Thursday, March 11, 2010

Foods & Flavors of the Philippines

Last night Alex and I headed down to the Whole Foods on Houston and Bowery for a cooking class taught by King Phojanakong.  New Yorkers might be familiar with him from his restaurants Kuma Inn and Umi Nom, or you might have seen him on Chopped on the Food Network sometime in the past year.  Of the two restaurants I have only been to Kuma Inn, but one of these days I am going to make the trek out to Brooklyn to try Umi Nom.  It has been getting rave reviews.  Anyway, the class was great.  I had such a fun time watching King cook and hearing about Philippino cuisine.  We made chicken adobo, lumpia shangia (crispy spring rolls), pancit canton (stir-fried egg noodles), and sauteed Asian greens.  My favorite of the four dishes was the lumpia shanghai.  When served with the sweet chili dipping sauce they were seriously addicting.  The next time I have people over (and a bunch of time on my hands to roll dozens of spring rolls) I'm definitely going to make them.

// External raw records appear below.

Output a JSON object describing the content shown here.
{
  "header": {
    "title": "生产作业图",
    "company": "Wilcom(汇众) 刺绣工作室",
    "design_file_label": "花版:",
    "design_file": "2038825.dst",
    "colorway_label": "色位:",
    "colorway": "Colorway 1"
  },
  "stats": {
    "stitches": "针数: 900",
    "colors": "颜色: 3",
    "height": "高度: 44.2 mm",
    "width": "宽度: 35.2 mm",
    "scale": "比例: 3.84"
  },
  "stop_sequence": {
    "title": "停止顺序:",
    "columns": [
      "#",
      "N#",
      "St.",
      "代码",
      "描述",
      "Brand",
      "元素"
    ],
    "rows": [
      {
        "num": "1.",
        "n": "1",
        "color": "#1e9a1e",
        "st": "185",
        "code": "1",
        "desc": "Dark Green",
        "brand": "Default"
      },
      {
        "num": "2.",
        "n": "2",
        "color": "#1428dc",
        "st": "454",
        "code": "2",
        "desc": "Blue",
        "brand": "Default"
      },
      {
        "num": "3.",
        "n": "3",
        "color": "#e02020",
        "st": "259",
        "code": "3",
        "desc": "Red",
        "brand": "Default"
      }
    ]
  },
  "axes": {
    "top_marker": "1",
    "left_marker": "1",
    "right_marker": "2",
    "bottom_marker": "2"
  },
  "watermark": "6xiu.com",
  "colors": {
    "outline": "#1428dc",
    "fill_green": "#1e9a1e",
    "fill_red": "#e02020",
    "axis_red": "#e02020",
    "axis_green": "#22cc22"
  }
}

Unfortunately the only picture I took of the spring rolls looks terrible, so I'm not going to post it.  But trust me that these are delicious and go ahead and give them a shot!

Recipe after the jump!

Lumpia Shanghai (Crispy Spring Rolls)
Adapted from recipe by King Phojanakong

1 package frozen spring roll wrappers
1 pound ground pork
1/2 cup carrots, diced
1/2 cup bamboo shoots, diced (canned is perfectly fine)
1 tbsp garlic, minced
1 tsbp sesame oil
2 1/2 tbsp milk
2 1/2 tbsp fish sauce
2 tbsp soy sauce
2 eggs, separated
1 tbsp kosher salt 
3/4 tsp black pepper
3 cups vegetable oil 

Defrost spring roll wrappers and prepare according to package instructions.  In a medium sized bowl, combine all ingredients, except one of the eggs.  Using your hands, mix ingredients thoroughly.  Mixture should not be moist, but not too wet.  Heat a small saute pan over medium heat.  Add 1 tsp vegetable oil.  Form a small patty about the size of a silver dollar and no more than 1/4 inch high.  Cook the test patty in the saute pan until done, roughly 3 minutes.  Taste for seasonings.  If necessary, add more s&p to taste.

Cover spring roll wrappers with a damp paper towel so they don't dry out.  Beat remaining egg lightly in a small bowl.  Taking out one spring roll wrapper at a time, place it on a clean surface.  Place roughly 3-4 tbsp of the filling mixture about 3/4 of the way down the wrapper (towards the end nearest you), making sure that the filling extends all the way across the wrapper horizontally to both ends.  Roll spring roll tightly and use the egg wash to seal up the ends.  The spring roll should look like a cigar.  Repeat until you run out of filling or wrappers.

Heat 3 cups of vegetable oil in a large Le Creuset, or similar dutch oven to 350-375 degrees F.  Fry the spring rolls in the oil until golden brown and cooked through, roughly 3-4 minutes depending on the temperature of the oil.  Make sure not to add too many spring rolls to the oil at once or it will lower the temperature of the oil and they won't fry correctly.  Remove spring rolls from oil and allow to drain on a rimmed baking sheet lined with a paper towel.  Allow to cool while cooking the rest of the spring rolls.  Once all of the spring rolls have been cooked, cut them into 4 pieces.

Serve with sweet chili dipping sauce.